20150618-a20150618-aRaimundo é cabelereiro. Edilena é esteticista e funcionária pública. Interessar-se pelo meio ambiente não é exatamente o foco de competência deles. Mas diante da invasão ambiental e cultural de que foram vítimas, e junto com outras famílias com as quais compartilham os ideais cristãos, começaram a colocar-se algumas questões. Qual herança queremos deixar aos nossos filhos? Como manifestar o nosso ponto de vista a uma sociedade que parece não perceber os perigos dessa degradação? Como caminhar contra a corrente?

Casados há 29 anos, com três filhos e três netos, moram em Abaetetuba (Pará, Brasil), uma ilha que comporta também os municípios de Igarapé-Miri, Moju e Barcarena, cidades famosas na década de 1980, quando tornaram-se sede de indústrias e mineradoras. Muitas famílias deixaram os campos para trabalhar nas multinacionais, acomodando-se sem critério nas periferias e alimentando novas levas de pobreza, na ilusão de um bem-estar que nunca alcançaram.

O impacto dessas indústrias sobre o ambiente foi, no mínimo, devastador. Teve início o corte indiscriminado dos açaizeiros para a extração do palmito destinado à exportação, privando assim as famílias de um item essencial para a sua nutrição. Os resíduos industriais jogados nos rios causaram uma diminuição visível de peixes e mariscos e a poluição atmosférica reduziu drasticamente a produção de fruta.

Tudo isso numa escala local. Mas os efeitos do desmatamento se repercutem também em nível mundial, enquanto a floresta amazônica é um pulmão que beneficia todo o planeta.

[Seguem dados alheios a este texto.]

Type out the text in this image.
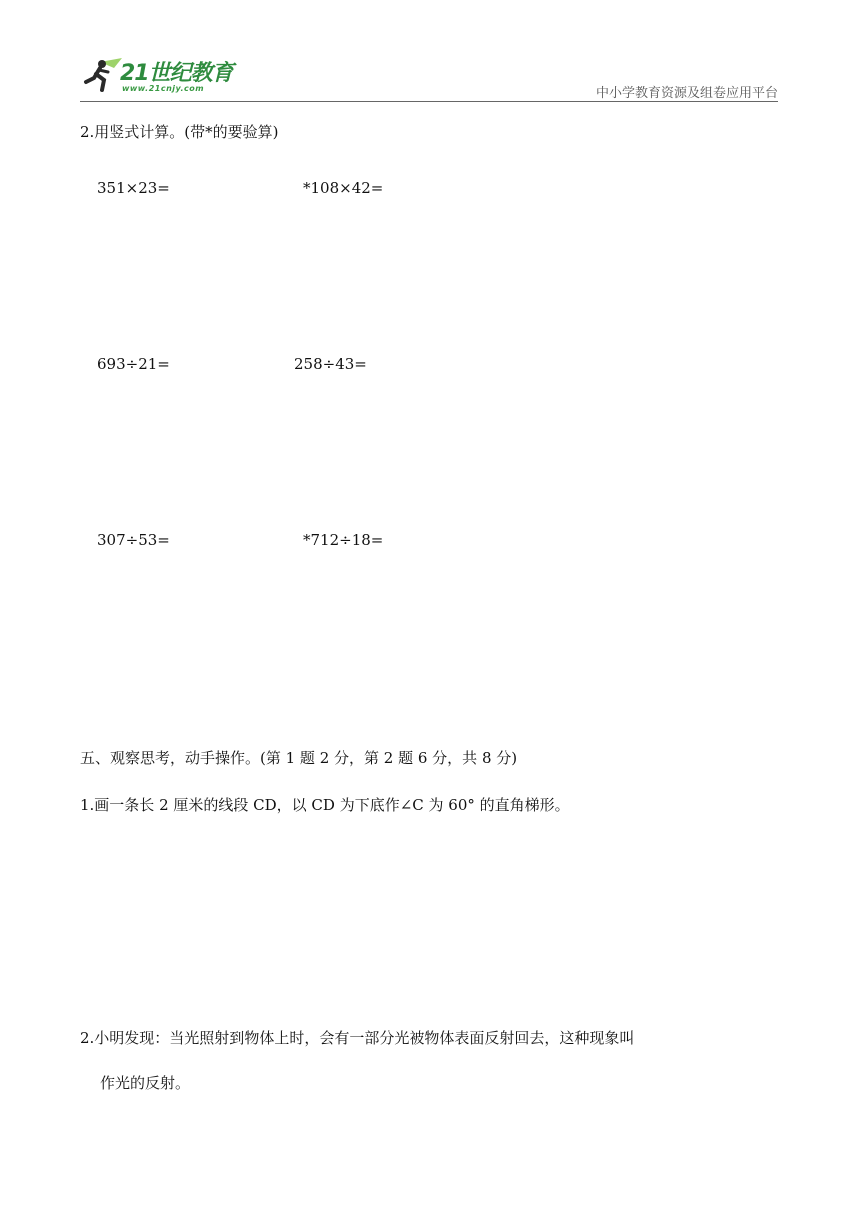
21世纪教育
www.21cnjy.com	中小学教育资源及组卷应用平台
2.用竖式计算。(带*的要验算)
351×23=	*108×42=
693÷21=	258÷43=
307÷53=	*712÷18=
五、观察思考，动手操作。(第 1 题 2 分，第 2 题 6 分，共 8 分)
1.画一条长 2 厘米的线段 CD，以 CD 为下底作∠C 为 60° 的直角梯形。
2.小明发现：当光照射到物体上时，会有一部分光被物体表面反射回去，这种现象叫
作光的反射。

Na Amazônia tudo é “mega”: a extensão (mais de 50% de todo o Brasil), a biodiversidade, a floresta e seu volume de água doce. Mas com o desmatamento em ato todos esses recursos preciosos correm o risco de perder a sua eficácia.

Não era fácil entender o que fazer. Mas Raimundo e Edilena contavam com um elemento que faria a diferença: a unidade com outras famílias e a força de deixar-se conduzir por Deus em suas escolhas.

Tomaram juntos a decisão de transformar, com recursos próprios, uma área de pasto de 34 hectares, em um pomar. Ao escolher as árvores buscaram as variedades típicas da região com maiores riscos de extinção, algumas que os mais jovens já nem conheciam. Trabalharam arduamente, mas com grande entusiasmo, e criaram assim, em Abaetetuba, uma área de preservação da biodiversidade local.

Hoje o pomar produz frutos comestíveis de 166 espécies nativas e de duas espécies africanas, compondo uma coleção única no seu gênero, uma riqueza florestal que apresenta-se como uma alternativa à futura sustentabilidade da região.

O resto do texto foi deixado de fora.